País Poema - Autores

alfonso reyes

a la memoria de ricardo güiraldes

I
SILENCIO EN EL CAMPO
PARADÓJICA HERENCIA DEL CABALLERO
DE LA TRISTE FIGURA
Fino abuelo tuvimos, como hecho de plata y marfil
[viejo,
aunque él nunca lo seguía, supo darnos un buen
[consejo.
Él era una fuente de palabras, un río rumoroso y
[ancho,
pero alguna vez confesó: —Hijo, al buen callar llaman
[Sancho.
Y el campesino de América sabe ya muy bien lo que
[quiere,
porque heredó, entre otros refranes, lo de que el pez
[por su boca muere.
Y de allí nuestros “tapaos” de poco hablar y caras
[foscas,
a todo evento ver y callar, y en boca cerrada no entran
[moscas.
Lástima que nuestros poetas se nos hayan vuelto
[facundos:
aprendieran el mucho-en-poco de los peones
[errabundos.
Hay cada amansador de potros que apenas dice: “Esta
[boca es mía”
¡y todo lo que promete, el “cabo de güeso” lo fía!

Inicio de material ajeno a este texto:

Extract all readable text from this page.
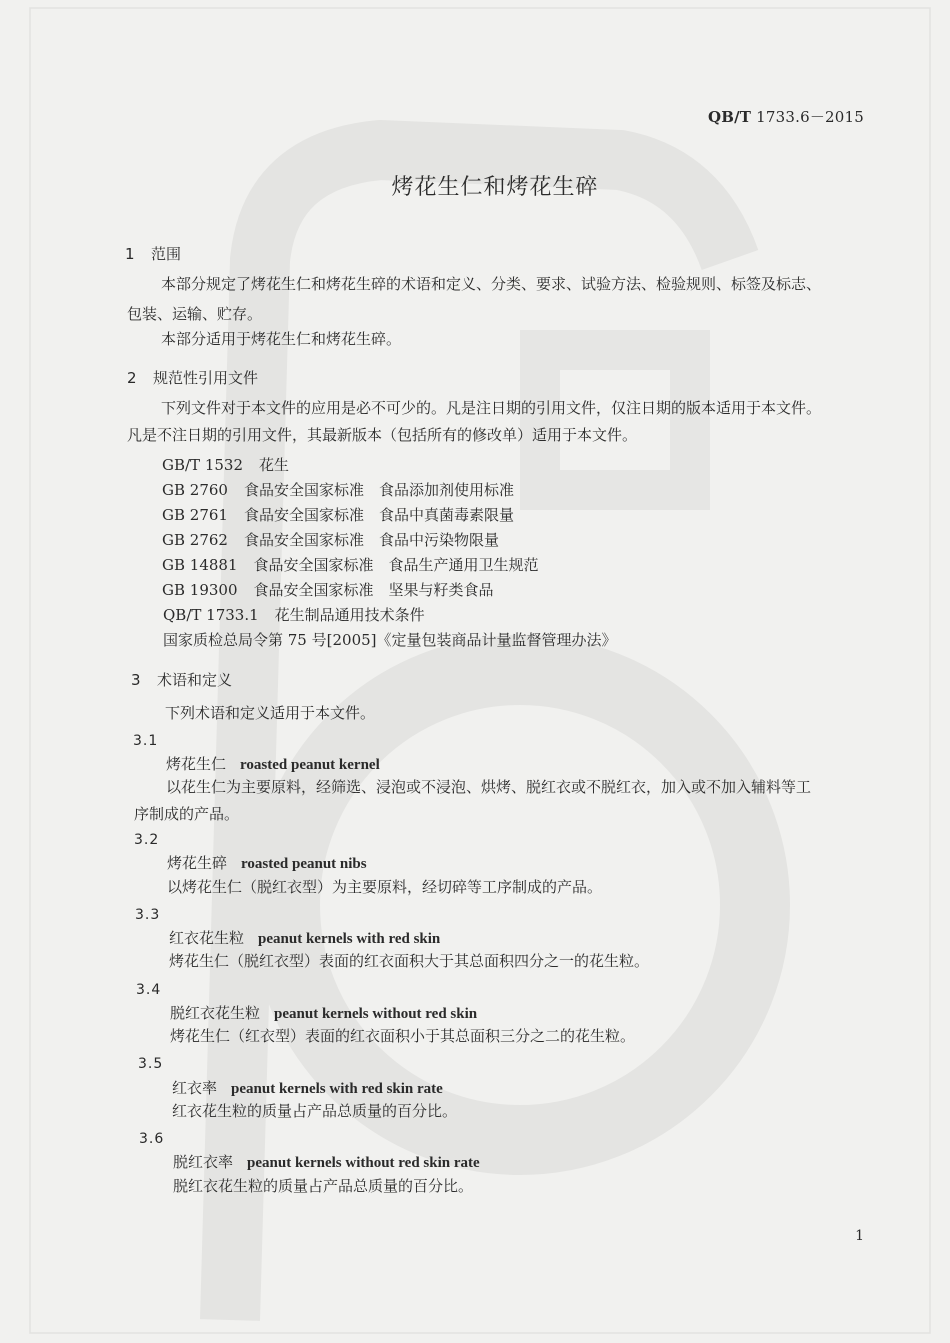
QB/T 1733.6－2015
烤花生仁和烤花生碎
1 范围
本部分规定了烤花生仁和烤花生碎的术语和定义、分类、要求、试验方法、检验规则、标签及标志、
包装、运输、贮存。
本部分适用于烤花生仁和烤花生碎。
2 规范性引用文件
下列文件对于本文件的应用是必不可少的。凡是注日期的引用文件，仅注日期的版本适用于本文件。
凡是不注日期的引用文件，其最新版本（包括所有的修改单）适用于本文件。
GB/T 1532 花生
GB 2760 食品安全国家标准　食品添加剂使用标准
GB 2761 食品安全国家标准　食品中真菌毒素限量
GB 2762 食品安全国家标准　食品中污染物限量
GB 14881 食品安全国家标准　食品生产通用卫生规范
GB 19300 食品安全国家标准　坚果与籽类食品
QB/T 1733.1 花生制品通用技术条件
国家质检总局令第 75 号[2005]《定量包装商品计量监督管理办法》
3 术语和定义
下列术语和定义适用于本文件。
3.1
烤花生仁 roasted peanut kernel
以花生仁为主要原料，经筛选、浸泡或不浸泡、烘烤、脱红衣或不脱红衣，加入或不加入辅料等工
序制成的产品。
3.2
烤花生碎 roasted peanut nibs
以烤花生仁（脱红衣型）为主要原料，经切碎等工序制成的产品。
3.3
红衣花生粒 peanut kernels with red skin
烤花生仁（脱红衣型）表面的红衣面积大于其总面积四分之一的花生粒。
3.4
脱红衣花生粒 peanut kernels without red skin
烤花生仁（红衣型）表面的红衣面积小于其总面积三分之二的花生粒。
3.5
红衣率 peanut kernels with red skin rate
红衣花生粒的质量占产品总质量的百分比。
3.6
脱红衣率 peanut kernels without red skin rate
脱红衣花生粒的质量占产品总质量的百分比。
1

Desde la tierra del sarape hasta la tierra del chiripá,
nadie puede sospechar lo que este silencio dirá.
II
DON SEGUNDO DE LA PAMPA
SENTIDO ESPIRITUAL DE ESTA HISTORIA
Ya no lo sigue el escudero, siempre tan leal con la
[tierra:
ahora lo ronda un muchacho que asaltó la vida en acción
[de guerra.
Frente alucinada en el cruce cardinal de cuatro
[distancias,
el muchacho —a lomos del pingo— ventea el olor de
[las estancias.
Como cardo prendido al traje se lo había llevado su
[padrino,
y con el lazo y las boleadoras lo fue haciendo mejor
[latino.
Y aprendió a cebar la paciencia esperando que la pava
[hierva,
y el antiguo comunismo agrario en la comunión del
[mate y la yerba.
¡Oh, sueño de los campos iguales, siempre acostados
[sobre el suelo!
¡Oh, camino que anda y no llega, a lo largo del
[desconsuelo!
Hay que ser solidario: o perderse o seguir los
rastros, bajo la constancia severa y nocturna de los astros.

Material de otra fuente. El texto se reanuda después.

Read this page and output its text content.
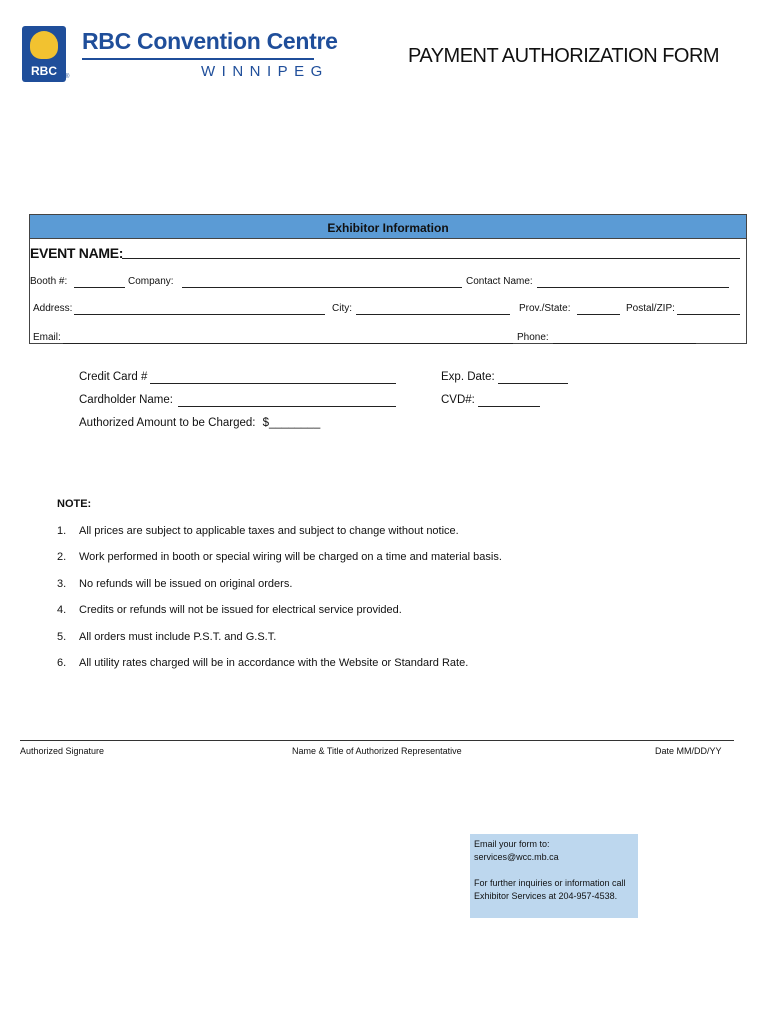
RBC	®
RBC Convention Centre
WINNIPEG
PAYMENT AUTHORIZATION FORM
Exhibitor Information
EVENT NAME:
Booth #:	Company:	Contact Name:
Address:	City:	Prov./State:	Postal/ZIP:
Email:	Phone:
Credit Card #	Exp. Date:
Cardholder Name:	CVD#:
Authorized Amount to be Charged: $________
NOTE:
1. All prices are subject to applicable taxes and subject to change without notice.
2. Work performed in booth or special wiring will be charged on a time and material basis.
3. No refunds will be issued on original orders.
4. Credits or refunds will not be issued for electrical service provided.
5. All orders must include P.S.T. and G.S.T.
6. All utility rates charged will be in accordance with the Website or Standard Rate.
Authorized Signature	Name & Title of Authorized Representative	Date MM/DD/YY

Email your form to:

services@wcc.mb.ca

For further inquiries or information call

Exhibitor Services at 204-957-4538.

Siempre el menor tras el mayor, a quien no conoce y
[casi nunca nombra:
¡Fantasma o promesa a caballo, con cuánta razón te
[llaman Sombra!
III
LA TRANQUERA
CIFRA DE LA TIERRA ARGENTINA
Santa parrilla de palo, cuadrícula breve;
refugio apenas insinuado, cuando pica el sol o cuando
[llueve.
Aquí se organiza el paisaje y de aquí arrancan las
[medidas;
único accidente geográfico, índice alerta entre
[las llanuras dormidas.
La cita de amores y de riñas tiene que ser en este
[punto:
sola huella de la mano, sola geometría en el conjunto.
Donde atar las cabalgaduras, donde apoyar el ensanche
[de los ojos;
reja sin otra caricia que la bronca macolla de abrojos.

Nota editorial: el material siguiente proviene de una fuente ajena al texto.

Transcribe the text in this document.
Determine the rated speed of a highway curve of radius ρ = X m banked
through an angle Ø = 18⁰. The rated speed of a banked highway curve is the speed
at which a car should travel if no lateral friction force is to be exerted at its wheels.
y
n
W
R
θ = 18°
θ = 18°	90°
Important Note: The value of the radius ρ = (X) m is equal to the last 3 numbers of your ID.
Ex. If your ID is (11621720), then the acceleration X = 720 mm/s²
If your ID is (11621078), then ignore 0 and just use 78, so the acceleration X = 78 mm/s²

Así, tan escueto como esta pobre tranquera;
tan entre dos infinitos que de cada lado se está afuera;
Tan atado en lo suyo que el campo sin él (sin ella) se me
[va en el viento;
así —árbol según el hombre, necesidad del
[pensamiento—;
Así —nudo de sus hilos, araña en la malla de su
[mundo—,
como la tranquera en el campo, así veo yo a
[Don Segundo.
IV
RICARDO SOMBRA
ENVÍO
Llegaste cuando yo no estaba y yo vine cuando habías
[partido,
y nuestra alianza queda encinta de todo lo que pudo
[haber sido.
Tal vez te recogieron, como en tu cuento al Trenzador,
arrugando con crispada mano la carta en que te dije
[adiós.
Hoy, tus ecos juntando, te alzo una estatua de reflejos,
y por la señal de tu planta te voy campeando desde
[lejos.
Cada uno me habla de ti con un elogio diferente:
puedo pensar que, sólo contigo, se me murió mucha
[gente.
Nunca se dio una amistad tan parecida a una idea.
Tanto despojo me conforta: acaso es mejor que así sea.
Ya eres una fotografía —y lo demás se desmorona.
¡Ojalá que tu alma tenga la esbeltez de tu persona!
Espérame: nos encontraremos en la posada vecina.
Aquí te dejo estas palabras en el regazo de tu Adelina.